The point now advanced was not raised by counsel either at the trial or on appeal. Obviously, a ruling relating to procedural matters in the course of a trial may be reviewed only on appeal and is not subject to collateral attack.
As a matter of fact on the merits the point now interposed as an obvious afterthought is worthy of but scant consideration. It frequently happens in cases in which there are multiple defendants that one or more of them may enter a plea of guilty in the course of the trial, and the trial goes on as to the remaining defendants. It would be unthinkable to stop the trial under such circumstances, and start it over again with another jury as to the remaining defendants. Even a request for such a course is unknown.
The second ground of the motion is an assertion on the part of counsel that in Manual Enterprises v. Day, 370 U.S. 478, 82 S. Ct. 1432, 8 L. Ed. 2d 639, decided on June 25, 1962, subsequently to the trial and final disposition of the appeal in the case at bar, the Supreme Court modified its previous definition of 'obscenity', which had been formulated in Roth v. United States, 354 U.S. 476, 77 S. Ct. 1304, 1 L. Ed. 2d 1498, decided on June 24, 1957. In the instant case the jury was instructed at the trial in accordance with the formula of the Roth case, and the Court of Appeals also proceeded on the same basis. The judgment of conviction is res judicata. A subsequent change in the law, even if it occurred, does not warrant a reopening of the judgment. Warring v. Colpoys, 74 App.D.C. 303, 122 F.2d 642 (Vinson, J.); United States v. Gandia (C.A.2d) 255 F.2d 454.
It is not necessary, however, to rely on this basic principle, because a consideration and analysis of the opinions of the Supreme Court conclusively demonstrate that counsel is in error in contending that the Supreme Court has changed the definition of 'obscenity'. In the Roth case, the Supreme Court adopted as a test of obscenity whether to the average person, applying contemporary community standards, the dominant theme of the material taken as a whole appeals to the prurient interest (p. 489, 77 S. Ct. p. 1311).
In Manual Enterprises v. Day, the decision of the Court was by a vote of 6 to 1.

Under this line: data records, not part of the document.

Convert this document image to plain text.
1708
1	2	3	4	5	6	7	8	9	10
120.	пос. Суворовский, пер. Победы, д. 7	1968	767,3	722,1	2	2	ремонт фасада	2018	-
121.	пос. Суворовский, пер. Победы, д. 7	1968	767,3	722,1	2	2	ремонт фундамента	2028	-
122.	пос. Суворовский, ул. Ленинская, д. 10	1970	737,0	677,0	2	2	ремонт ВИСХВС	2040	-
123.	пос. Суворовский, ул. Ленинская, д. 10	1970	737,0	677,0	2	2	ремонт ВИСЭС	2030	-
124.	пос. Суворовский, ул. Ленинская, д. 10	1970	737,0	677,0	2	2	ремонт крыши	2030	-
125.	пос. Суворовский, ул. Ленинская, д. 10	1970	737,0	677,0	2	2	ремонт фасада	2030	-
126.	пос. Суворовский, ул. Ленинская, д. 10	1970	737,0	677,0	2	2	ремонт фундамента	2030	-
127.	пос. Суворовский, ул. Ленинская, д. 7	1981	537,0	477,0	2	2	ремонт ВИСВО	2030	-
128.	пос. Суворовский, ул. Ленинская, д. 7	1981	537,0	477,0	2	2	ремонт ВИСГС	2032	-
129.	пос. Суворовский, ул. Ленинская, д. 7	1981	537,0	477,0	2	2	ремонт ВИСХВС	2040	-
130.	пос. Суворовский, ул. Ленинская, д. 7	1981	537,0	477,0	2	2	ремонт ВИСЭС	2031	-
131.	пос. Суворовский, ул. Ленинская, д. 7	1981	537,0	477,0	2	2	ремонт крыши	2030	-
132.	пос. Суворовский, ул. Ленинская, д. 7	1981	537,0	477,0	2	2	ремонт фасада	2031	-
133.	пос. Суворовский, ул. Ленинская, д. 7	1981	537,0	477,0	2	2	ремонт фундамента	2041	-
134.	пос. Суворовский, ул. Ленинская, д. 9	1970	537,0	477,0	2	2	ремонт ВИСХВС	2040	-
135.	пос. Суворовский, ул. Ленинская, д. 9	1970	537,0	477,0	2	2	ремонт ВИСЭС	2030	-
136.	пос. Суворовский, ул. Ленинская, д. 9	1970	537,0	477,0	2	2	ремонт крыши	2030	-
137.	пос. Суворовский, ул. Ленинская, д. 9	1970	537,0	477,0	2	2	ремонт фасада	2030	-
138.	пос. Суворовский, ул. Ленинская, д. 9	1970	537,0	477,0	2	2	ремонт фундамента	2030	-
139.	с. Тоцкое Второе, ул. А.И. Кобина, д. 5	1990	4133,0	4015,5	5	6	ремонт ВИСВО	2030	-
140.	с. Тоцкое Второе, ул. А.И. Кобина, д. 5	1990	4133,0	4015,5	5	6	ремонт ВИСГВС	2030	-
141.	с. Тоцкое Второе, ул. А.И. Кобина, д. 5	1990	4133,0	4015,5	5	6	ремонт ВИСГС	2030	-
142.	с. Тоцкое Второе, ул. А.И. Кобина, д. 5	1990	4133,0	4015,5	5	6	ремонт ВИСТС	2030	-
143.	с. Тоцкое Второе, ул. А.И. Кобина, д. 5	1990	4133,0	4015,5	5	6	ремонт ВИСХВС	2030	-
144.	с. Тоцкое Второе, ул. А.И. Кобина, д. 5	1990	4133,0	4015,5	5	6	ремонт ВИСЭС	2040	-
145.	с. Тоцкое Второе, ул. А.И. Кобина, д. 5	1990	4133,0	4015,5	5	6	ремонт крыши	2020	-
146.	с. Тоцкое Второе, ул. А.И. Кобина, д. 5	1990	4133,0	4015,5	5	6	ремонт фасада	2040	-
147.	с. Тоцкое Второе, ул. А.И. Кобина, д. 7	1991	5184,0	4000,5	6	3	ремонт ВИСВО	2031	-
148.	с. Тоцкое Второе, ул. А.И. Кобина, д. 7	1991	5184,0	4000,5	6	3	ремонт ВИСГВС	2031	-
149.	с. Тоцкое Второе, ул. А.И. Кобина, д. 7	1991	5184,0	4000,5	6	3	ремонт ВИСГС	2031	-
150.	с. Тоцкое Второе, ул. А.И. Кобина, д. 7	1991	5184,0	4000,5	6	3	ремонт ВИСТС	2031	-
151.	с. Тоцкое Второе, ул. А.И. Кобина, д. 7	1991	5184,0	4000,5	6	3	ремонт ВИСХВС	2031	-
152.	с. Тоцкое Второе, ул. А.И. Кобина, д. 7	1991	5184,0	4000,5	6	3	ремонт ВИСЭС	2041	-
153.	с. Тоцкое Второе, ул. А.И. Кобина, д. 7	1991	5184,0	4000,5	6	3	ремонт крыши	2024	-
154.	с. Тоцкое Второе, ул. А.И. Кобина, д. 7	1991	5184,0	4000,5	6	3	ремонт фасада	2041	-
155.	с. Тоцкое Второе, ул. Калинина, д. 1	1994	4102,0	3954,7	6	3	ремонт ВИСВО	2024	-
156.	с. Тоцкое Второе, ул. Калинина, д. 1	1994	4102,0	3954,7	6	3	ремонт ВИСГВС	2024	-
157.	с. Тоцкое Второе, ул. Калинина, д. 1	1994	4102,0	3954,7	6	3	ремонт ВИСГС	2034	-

There was no majority opinion. One opinion was written by Mr. Justice Harlan, with whom only Mr. Justice Stewart joined. It contains statements to the effect that in addition to appealing to the prurient interest, any material to be deemed obscene, must also be patently offensive on its face. None of the other members of the Court besides Mr. Justice Stewart, concurred in this opinion. Mr. Justice Black concurred in the result without, however, writing an opinion. Mr. Justice Brennan wrote a concurring opinion, the Chief Justice and Mr. Justice Douglas joining with him. Mr. Justice Brennan stated that he agreed that 'the judgment below must be reversed, though for a reason different from my Brother Harlan.' Consequently, if Mr. Justice Harlan's opinion is to be construed as suggesting a modification of the standard of obscenity previously enunciated in the Roth case, it is purely a minority view of two members of the Court. The conclusion is inescapable, therefore, that there is no basis for counsel's contention that the Supreme Court has modified the test of obscenity.
The motion is denied on the ground that the motion and the files and records of the case conclusively show that the defendant is entitled to no relief.